Forse la verità è che il nostalgismo è un’altra ( l’ennesima?) manifestazione della difficoltà che hanno non solo le giovani generazioni ma anche e soprattuto quelle precedenti a non volersi assumere le responsabilità che loro toccano. A non voler far conto, in altri termini, col fatto che se siamo ciò che siamo è perché proprio in quel modo abbiamo voluto essere. La situazione che viviamo, dunque, è il frutto di scelte compiute una dopo l’altra nel corso degli anni: non colpa di meteoriti piombate dallo spazio profondo sui Palazzi della politica.

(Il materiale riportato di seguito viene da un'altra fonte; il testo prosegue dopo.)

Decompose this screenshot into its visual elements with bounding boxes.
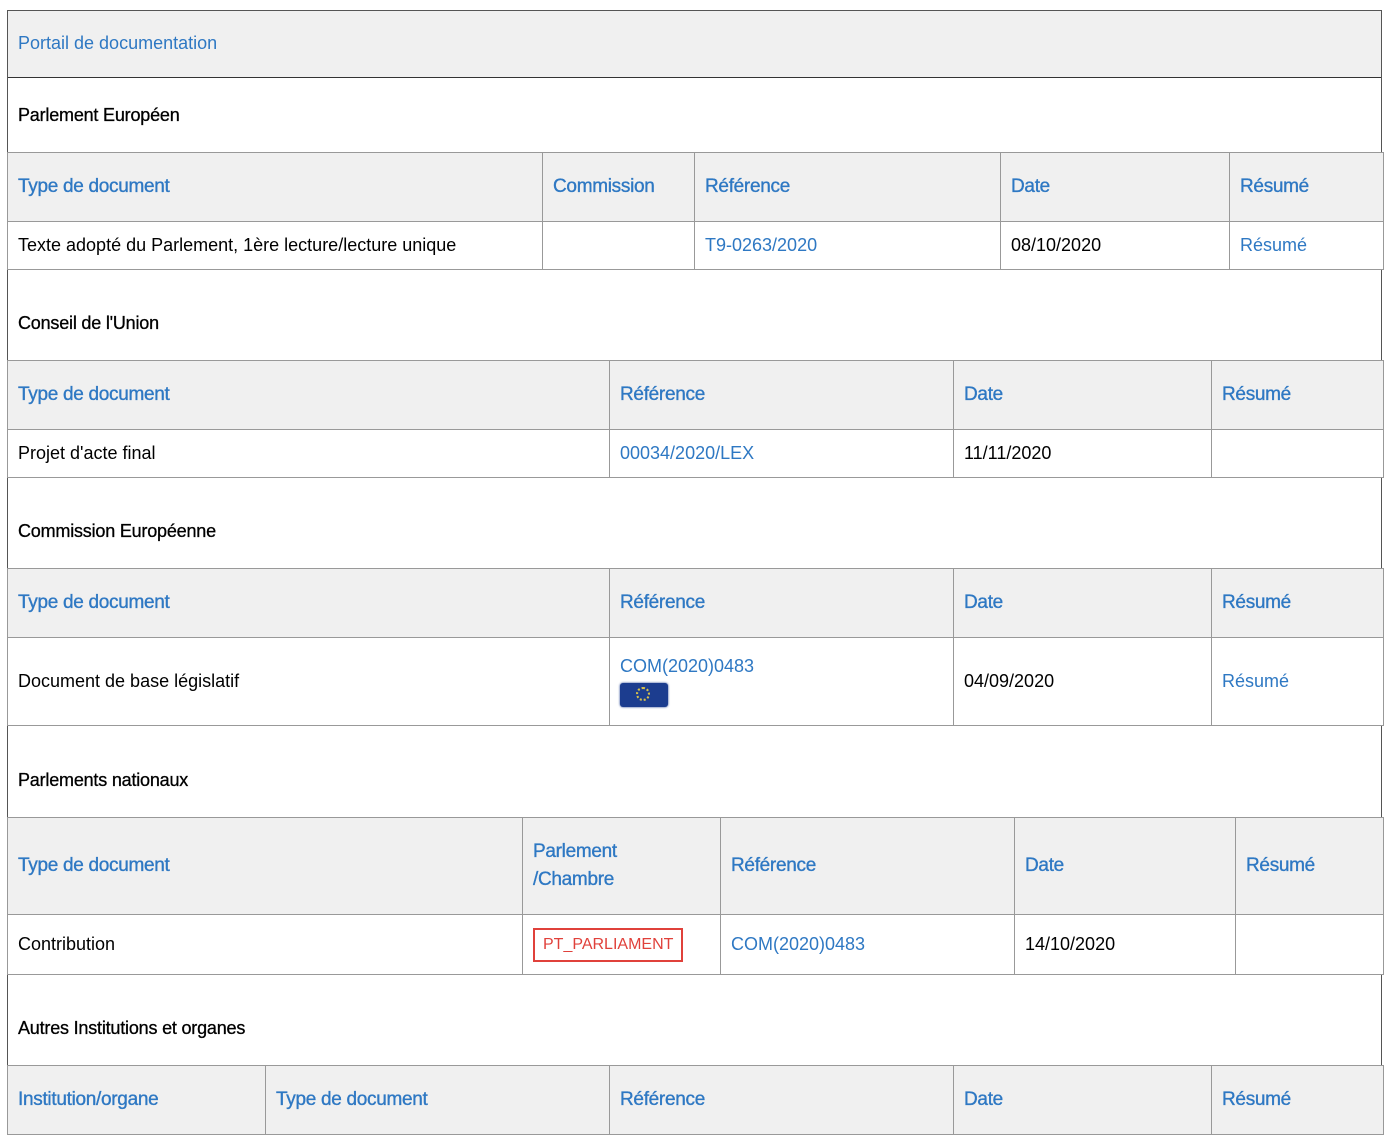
header-reference[interactable]: Référence <box>609 568 954 638</box>
header-resume[interactable]: Résumé <box>1229 152 1384 222</box>
header-date[interactable]: Date <box>953 568 1212 638</box>
table-row: Texte adopté du Parlement, 1ère lecture/… <box>7 221 1384 270</box>
section-title-conseil: Conseil de l'Union <box>18 313 159 333</box>
header-parlement-chambre-label: Parlement /Chambre <box>533 841 618 890</box>
eu-flag-icon[interactable] <box>620 683 668 707</box>
table-header-row: Type de document Commission Référence Da… <box>7 152 1384 222</box>
header-reference[interactable]: Référence <box>720 817 1015 915</box>
cell-parliament: PT_PARLIAMENT <box>522 914 721 975</box>
header-date[interactable]: Date <box>1014 817 1236 915</box>
table-conseil: Type de document Référence Date Résumé P… <box>7 360 1384 478</box>
header-parlement-chambre[interactable]: Parlement /Chambre <box>522 817 721 915</box>
parliament-badge[interactable]: PT_PARLIAMENT <box>533 927 684 962</box>
table-commission: Type de document Référence Date Résumé D… <box>7 568 1384 726</box>
portal-header: Portail de documentation <box>8 11 1381 78</box>
cell-reference: COM(2020)0483 <box>720 914 1015 975</box>
header-date[interactable]: Date <box>953 360 1212 430</box>
table-parlements-nationaux: Type de document Parlement /Chambre Réfé… <box>7 817 1384 975</box>
resume-link[interactable]: Résumé <box>1222 671 1289 691</box>
header-resume[interactable]: Résumé <box>1211 360 1384 430</box>
header-type-document[interactable]: Type de document <box>7 152 543 222</box>
cell-type-document: Projet d'acte final <box>7 429 610 478</box>
resume-link[interactable]: Résumé <box>1240 235 1307 255</box>
section-title-autres-institutions: Autres Institutions et organes <box>18 1018 246 1038</box>
table-autres-institutions: Institution/organe Type de document Réfé… <box>7 1065 1384 1135</box>
reference-link[interactable]: COM(2020)0483 <box>731 934 865 954</box>
cell-resume <box>1235 914 1384 975</box>
header-type-document[interactable]: Type de document <box>7 568 610 638</box>
cell-date: 11/11/2020 <box>953 429 1212 478</box>
header-date[interactable]: Date <box>953 1065 1212 1135</box>
cell-type-document: Texte adopté du Parlement, 1ère lecture/… <box>7 221 543 270</box>
header-type-document[interactable]: Type de document <box>7 360 610 430</box>
cell-resume <box>1211 429 1384 478</box>
cell-reference: COM(2020)0483 <box>609 637 954 726</box>
header-reference[interactable]: Référence <box>694 152 1001 222</box>
reference-link[interactable]: T9-0263/2020 <box>705 235 817 255</box>
table-row: Contribution PT_PARLIAMENT COM(2020)0483… <box>7 914 1384 975</box>
cell-resume: Résumé <box>1211 637 1384 726</box>
table-header-row: Type de document Référence Date Résumé <box>7 568 1384 638</box>
table-parlement-europeen: Type de document Commission Référence Da… <box>7 152 1384 270</box>
cell-resume: Résumé <box>1229 221 1384 270</box>
header-resume[interactable]: Résumé <box>1211 1065 1384 1135</box>
table-header-row: Institution/organe Type de document Réfé… <box>7 1065 1384 1135</box>
cell-reference: 00034/2020/LEX <box>609 429 954 478</box>
cell-commission <box>542 221 695 270</box>
header-resume[interactable]: Résumé <box>1211 568 1384 638</box>
cell-type-document: Document de base législatif <box>7 637 610 726</box>
section-title-parlement-europeen: Parlement Européen <box>18 105 180 125</box>
header-reference[interactable]: Référence <box>609 1065 954 1135</box>
header-date[interactable]: Date <box>1000 152 1230 222</box>
cell-type-document: Contribution <box>7 914 523 975</box>
cell-reference: T9-0263/2020 <box>694 221 1001 270</box>
cell-date: 04/09/2020 <box>953 637 1212 726</box>
section-title-parlements-nationaux: Parlements nationaux <box>18 770 189 790</box>
header-commission[interactable]: Commission <box>542 152 695 222</box>
header-type-document[interactable]: Type de document <box>265 1065 610 1135</box>
table-row: Document de base législatif COM(2020)048… <box>7 637 1384 726</box>
reference-link[interactable]: 00034/2020/LEX <box>620 443 754 463</box>
header-institution-organe[interactable]: Institution/organe <box>7 1065 266 1135</box>
table-header-row: Type de document Référence Date Résumé <box>7 360 1384 430</box>
cell-date: 14/10/2020 <box>1014 914 1236 975</box>
header-type-document[interactable]: Type de document <box>7 817 523 915</box>
portal-link[interactable]: Portail de documentation <box>18 33 217 54</box>
cell-date: 08/10/2020 <box>1000 221 1230 270</box>
reference-link[interactable]: COM(2020)0483 <box>620 656 754 676</box>
header-resume[interactable]: Résumé <box>1235 817 1384 915</box>
header-reference[interactable]: Référence <box>609 360 954 430</box>
table-row: Projet d'acte final 00034/2020/LEX 11/11… <box>7 429 1384 478</box>
table-header-row: Type de document Parlement /Chambre Réfé… <box>7 817 1384 915</box>
section-title-commission: Commission Européenne <box>18 521 216 541</box>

Anche il sottoscritto, come moltitudini di cittadini, ritiene che il confronto politico abbia i suoi fondamentali, che ci siano regole che debbono essere rispettate. Ad esempio il rifiuto della demonizzazione dell’avversario; la necessità che l’interesse generale prevalga su quello singolo; il rispetto per i ruoli, le prerogative e le competenze istituzionali. Ben sapendo che si tratta di principi che debbono affondare i piedi nella realtà che ci circonda. Anche perché - eccola qui l’ipocrisia che rifà capolino anche ammesso che si trovi l’accordo sul fondamentali, poi bisogna che qualcuno: per esempio le più alte cariche del Repubblica, possano insegnarli e difenderli. Invece succede che proprio quelle autorità sono delegittimate ( vedi il Quirinale e il Parlamento su Bankitalia) oppure fatte segno di disinteresse ( vedi Napolitano sulle denunciate «pressioni indebite» ). Francesco Alberoni sul Giornale reclama il ritorno dei maestri. Il fatto è che quando si presentano, vengono spernacchiati.

Se l’eclissi delle responsabilità e l’affermarsi delle “passioni tiepide”, come le chiama Ilvo Diamanti, diventano la cifra dei nostri tempi non si tratta di un fenomeno dovuto al caso bensì il risultato del cambiamento che, piaccia o meno, l’intero Occidente sta vivendo. E’ insensato sostenere che il cambiamento sia per forza negativo: tutt’altro. Il punto è che bisogna saperlo governare e non, invece, lasciarsi sopraffare.